I’ve had to correct a false rumor several times in last few weeks, and even though I’ve been quoted by the press, have discussed the issue in my newsletters, on the radio, and during my Monday evening broadcast, I’m going to put it in black and white right here again. I do not support SB 92 or SB 112.
If you’re a gavel-to-gavel junkie, you didn’t need me to clarify this point as I’ve been quite clear in my questions and comments in the Senate Resources Committee in recent weeks.
When we have a federal administration interested in expanding responsible resource development in Alaska, in opening the door to more affordable natural gas, to paving the way for the mining of critical minerals and rare earth elements to eliminate the US’s dependency on China, we should be shouting from the rooftops we’re open for business.
Proposing new taxes and raising existing taxes on resource development is like putting up a “No Trespassing” sign. We don’t want you here. Go away. And, oh my goodness, when you don’t have a constitutional spending cap and a Sunset Commission and you’re proposing taxes, you might as well throw up another sign alongside it: “Dead End”.
“We should be working to increase our tax base not our taxes.”
As I’ve said before and I’ll say it again: there couldn’t be a worse time for the legislature to be entertaining tax bills. We should be working to increase our tax base not our taxes. How do we increase our tax base? We roll out the welcome mat, we roll back barriers, we roll in business-friendly policies, and we roll away silly notions to bite the hand that feeds us.
‘Twas Intentional
Back in 1980 when the personal income tax was repealed in Alaska, not taxing S-corporations was an intentional decision. As private, independent businesses were (and are) core to Alaska’s private sector economy, lawmakers consciously and deliberately chose not to tax S-corps. Not instituting a corporate tax on S-corps in 1980 was not an oversight, not a mistake, not a loophole. Those who’ve been pushing a corporate tax on oil and gas S-corps the last few years have tried and will try to convince us otherwise. Just thought you’d like to know the real scoop.
Apples Aren’t Oranges and Vice Versa
Oil and gas S-corporations can’t deduct intangible costs and reserves depletion like the big C-corporations from their federal taxes. When C-corps bring their starting number to the Alaska Department of Revenue to multiple by the 9.4% to pay their corporate income tax, it is after these deductions – so a lower number. If SB 92 passes, an S-corp will bring a higher starting number to the Alaska Department of Revenue because it doesn’t get the tax breaks C-corps get when they pay their federal taxes.
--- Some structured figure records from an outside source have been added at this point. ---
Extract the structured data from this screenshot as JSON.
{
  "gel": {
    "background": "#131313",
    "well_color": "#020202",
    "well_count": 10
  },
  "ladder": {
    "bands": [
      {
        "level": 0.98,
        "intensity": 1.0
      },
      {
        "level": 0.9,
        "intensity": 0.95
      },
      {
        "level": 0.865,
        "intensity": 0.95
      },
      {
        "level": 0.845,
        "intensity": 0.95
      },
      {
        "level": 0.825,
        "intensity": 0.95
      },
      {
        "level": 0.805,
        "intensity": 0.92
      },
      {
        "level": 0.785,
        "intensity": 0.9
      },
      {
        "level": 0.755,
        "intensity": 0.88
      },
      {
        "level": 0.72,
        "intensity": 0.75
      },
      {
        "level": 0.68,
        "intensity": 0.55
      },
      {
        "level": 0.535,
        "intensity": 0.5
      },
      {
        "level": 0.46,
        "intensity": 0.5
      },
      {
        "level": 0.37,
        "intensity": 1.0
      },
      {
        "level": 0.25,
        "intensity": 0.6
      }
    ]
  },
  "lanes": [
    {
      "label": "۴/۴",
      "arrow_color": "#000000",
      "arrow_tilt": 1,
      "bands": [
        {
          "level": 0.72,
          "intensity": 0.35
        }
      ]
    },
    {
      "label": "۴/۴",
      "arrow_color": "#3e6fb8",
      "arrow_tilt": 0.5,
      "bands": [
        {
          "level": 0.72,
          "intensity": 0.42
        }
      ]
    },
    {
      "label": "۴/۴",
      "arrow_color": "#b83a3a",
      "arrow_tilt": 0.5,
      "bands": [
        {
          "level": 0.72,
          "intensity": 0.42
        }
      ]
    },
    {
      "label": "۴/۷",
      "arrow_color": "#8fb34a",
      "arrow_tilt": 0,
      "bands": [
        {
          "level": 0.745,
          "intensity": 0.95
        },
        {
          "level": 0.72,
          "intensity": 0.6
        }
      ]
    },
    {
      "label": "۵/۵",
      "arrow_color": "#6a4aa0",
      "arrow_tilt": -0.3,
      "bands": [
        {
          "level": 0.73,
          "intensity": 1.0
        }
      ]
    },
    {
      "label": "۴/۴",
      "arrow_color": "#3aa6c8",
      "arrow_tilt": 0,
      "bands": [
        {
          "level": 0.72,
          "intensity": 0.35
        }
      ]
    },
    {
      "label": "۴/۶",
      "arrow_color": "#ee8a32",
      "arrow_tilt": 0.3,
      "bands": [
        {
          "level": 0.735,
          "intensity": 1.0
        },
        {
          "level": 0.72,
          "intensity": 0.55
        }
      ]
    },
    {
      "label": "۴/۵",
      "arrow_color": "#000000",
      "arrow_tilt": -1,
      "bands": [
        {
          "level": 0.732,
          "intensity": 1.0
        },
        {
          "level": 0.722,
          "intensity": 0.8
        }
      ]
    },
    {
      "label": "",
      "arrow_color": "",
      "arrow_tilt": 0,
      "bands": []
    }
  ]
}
We’ve heard SB 92 levels the playing field. Actually, it doesn’t. It does just the opposite. Based on the federal tax rules for C-corps versus S-corps, a state corporate income tax on an S-corp would put it on a very unlevel playing field.
“The deliberate omission of the corporate income tax on the S-corps was for a reason; it would clearly disadvantage the S-corps beyond the impact on C-corps.”
It would be unfair in another way too. C-corps have unlimited growth potential because they can issue multiple types of stocks to an unlimited number of shareholders, including to wealthy foreign investors and venture capitalists. S-corps can only issue one type of stock, however, and a riskier type – common stock – and only to a limited (100) number of US shareholders. This means that raising capital is tougher and essentially more expensive for an S-corp than for a C-corp. An S-corp typically will face steeper interest rates too at financial institutions than a C-corp. Bottom line: every capital dollar a S-corp raises to invest in projects is a more expensive dollar than what a C-corp raises.
You can see that whether it’s the starting number that gets multiplied by the 9.4% corporate tax rate or the capital it raises to invest in projects, S-corps are not the same as C-corps just as apples aren’t oranges. The deliberate omission of the corporate income tax on the S-corps was for a reason; it would clearly disadvantage the S-corps beyond the impact on C-corps.